2026 Proffered Presentations
S022: EFFECT OF INTERNAL CAROTID ARTERY MORPHOLOGY ON PATTERNS OF CAVERNOUS SINUS INVASION AND SURGICAL OUTCOMES IN 137 PITUITARY ADENOMAS
Taishi Nakase, MS; Yuanzhi Xu, MD; Felipe Constanzo, MD; Jonathan Lamano, MD, PhD; Ana Sofia Alvarez, MD; Lily Kim, MD; Vera Vigo, MD; Juan C Fernandez-Miranda, MD; Stanford University
Introduction: With high-resolution endoscopes and refined characterization of the endonasal cavernous sinus (CS) anatomy, transcavernous surgery for pituitary adenoma resection is becoming more common at pituitary centers of excellence. However, while the effect of cavernous internal carotid artery (ICA) morphology on endovascular procedures has been thoroughly studied, its relevance to endoscopic endonasal transcavernous surgery is less well characterized. We examined the influence of cavernous ICA morphology on the pattern of CS invasion and surgical outcomes for pituitary adenomas.
Methods: We retrospectively reviewed medical records of 137 consecutive patients (65 males, median 49 years) who underwent endoscopic endonasal surgery for resection of pituitary adenomas with CS compartment invasion. CS invasion was unilateral in 120 patients and bilateral in 17 patients (154 sides). Cavernous ICA was classified into three subtypes defined by the angle between the short vertical and horizontal segments measured on preoperative CTA in the sagittal plane (Figure 1): type I (<80°), type II (between 80° and 100°), type III (>100°)
Results: Of the 154 cavernous sinuses, 63 (41%) had Type III ICA morphology, followed by 56 (36%) with Type I and 35 (23%) with Type II. The posterior compartment was more commonly invaded with Type III carotids (81%) compared to those with either Type I (62%, P=0.025) or Type II (63%, P=0.049) morphologies (Figure 2). Similar results were observed for the superior compartment, with the highest likelihood of invasion with Type III (79%) followed by Type II (69%) and Type I (59%). Notably, concurrent invasion of the superior and posterior compartments was significantly more common for Type III carotids (65%) compared to Type I or II carotids (43%, P=0.007). In contrast, tumor was significantly less likely to be identified in the inferior compartment with Type III carotids (48%) compared to Type I (68%, P=0.026) and Type II (71%, P=0.023) morphologies. While abducens nerve palsy was overall uncommon (7%) and transient in all cases, Type III carotids (13%) were linked to a significantly higher risk compared to Type I carotids (2%, P=0.035). There were no cases of ICA injury. Type II carotids (57%) were associated with a marginally lower likelihood of gross total resection compared to Type I (73%, P=0.11) and Type III (73%, P=0.11) carotids, although these differences did not achieve statistical significance. Results were similar but attenuated for biochemical remission among the functional adenomas (Type I: 67%, Type II: 53%, Type III: 62%).

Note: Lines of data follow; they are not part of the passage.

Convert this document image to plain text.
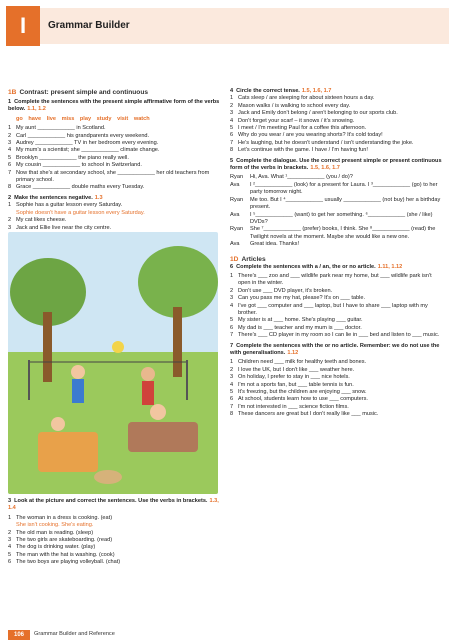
I	Grammar Builder
1B Contrast: present simple and continuous
1 Complete the sentences with the present simple affirmative form of the verbs below. 1.1, 1.2
go have live miss play study visit watch
1 My aunt ____________ in Scotland.
2 Carl ____________ his grandparents every weekend.
3 Audrey ____________ TV in her bedroom every evening.
4 My mum's a scientist; she ____________ climate change.
5 Brooklyn ____________ the piano really well.
6 My cousin ____________ to school in Switzerland.
7 Now that she's at secondary school, she ____________ her old teachers from primary school.
8 Grace ____________ double maths every Tuesday.
2 Make the sentences negative. 1.3
1 Sophie has a guitar lesson every Saturday.
Sophie doesn't have a guitar lesson every Saturday.
2 My cat likes cheese.
3 Jack and Ellie live near the city centre.
3 Look at the picture and correct the sentences. Use the verbs in brackets. 1.3, 1.4
1 The woman in a dress is cooking. (eat)
She isn't cooking. She's eating.
2 The old man is reading. (sleep)
3 The two girls are skateboarding. (read)
4 The dog is drinking water. (play)
5 The man with the hat is washing. (cook)
6 The two boys are playing volleyball. (chat)
4 Circle the correct tense. 1.5, 1.6, 1.7
1 Cats sleep / are sleeping for about sixteen hours a day.
2 Mason walks / is walking to school every day.
3 Jack and Emily don't belong / aren't belonging to our sports club.
4 Don't forget your scarf – it snows / it's snowing.
5 I meet / I'm meeting Paul for a coffee this afternoon.
6 Why do you wear / are you wearing shorts? It's cold today!
7 He's laughing, but he doesn't understand / isn't understanding the joke.
8 Let's continue with the game. I have / I'm having fun!
5 Complete the dialogue. Use the correct present simple or present continuous form of the verbs in brackets. 1.5, 1.6, 1.7
Ryan	Hi, Ava. What ¹____________ (you / do)?
Ava	I ²____________ (look) for a present for Laura. I ³____________ (go) to her party tomorrow night.
Ryan	Me too. But I ⁴____________ usually ____________ (not buy) her a birthday present.
Ava	I ⁵____________ (want) to get her something. ⁶____________ (she / like) DVDs?
Ryan	She ⁷____________ (prefer) books, I think. She ⁸____________ (read) the Twilight novels at the moment. Maybe she would like a new one.
Ava	Great idea. Thanks!
1D Articles
6 Complete the sentences with a / an, the or no article. 1.11, 1.12
1 There's ___ zoo and ___ wildlife park near my home, but ___ wildlife park isn't open in the winter.
2 Don't use ___ DVD player, it's broken.
3 Can you pass me my hat, please? It's on ___ table.
4 I've got ___ computer and ___ laptop, but I have to share ___ laptop with my brother.
5 My sister is at ___ home. She's playing ___ guitar.
6 My dad is ___ teacher and my mum is ___ doctor.
7 There's ___ CD player in my room so I can lie in ___ bed and listen to ___ music.
7 Complete the sentences with the or no article. Remember: we do not use the with generalisations. 1.12
1 Children need ___ milk for healthy teeth and bones.
2 I love the UK, but I don't like ___ weather here.
3 On holiday, I prefer to stay in ___ nice hotels.
4 I'm not a sports fan, but ___ table tennis is fun.
5 It's freezing, but the children are enjoying ___ snow.
6 At school, students learn how to use ___ computers.
7 I'm not interested in ___ science fiction films.
8 These dancers are great but I don't really like ___ music.
106	Grammar Builder and Reference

Conclusion: Our study showed that ICA morphology can influence the pattern of CS invasion and pose unique surgical challenges that adversely contribute to cranial nerve injury or limit resection. These findings highlight the potential relevance of ICA morphology to decisions about the optimal approach to efficiently and safely resect pituitary adenomas within the CS.
Figure 1: Variation in cavernous ICA morphology. (A, D) Type I: < 80°. (B, E) Type II: between 80° and 100°. (C, F) Type III: > 100°.
Figure 2: Pattern of CS compartment invasion stratified by ICA morphology.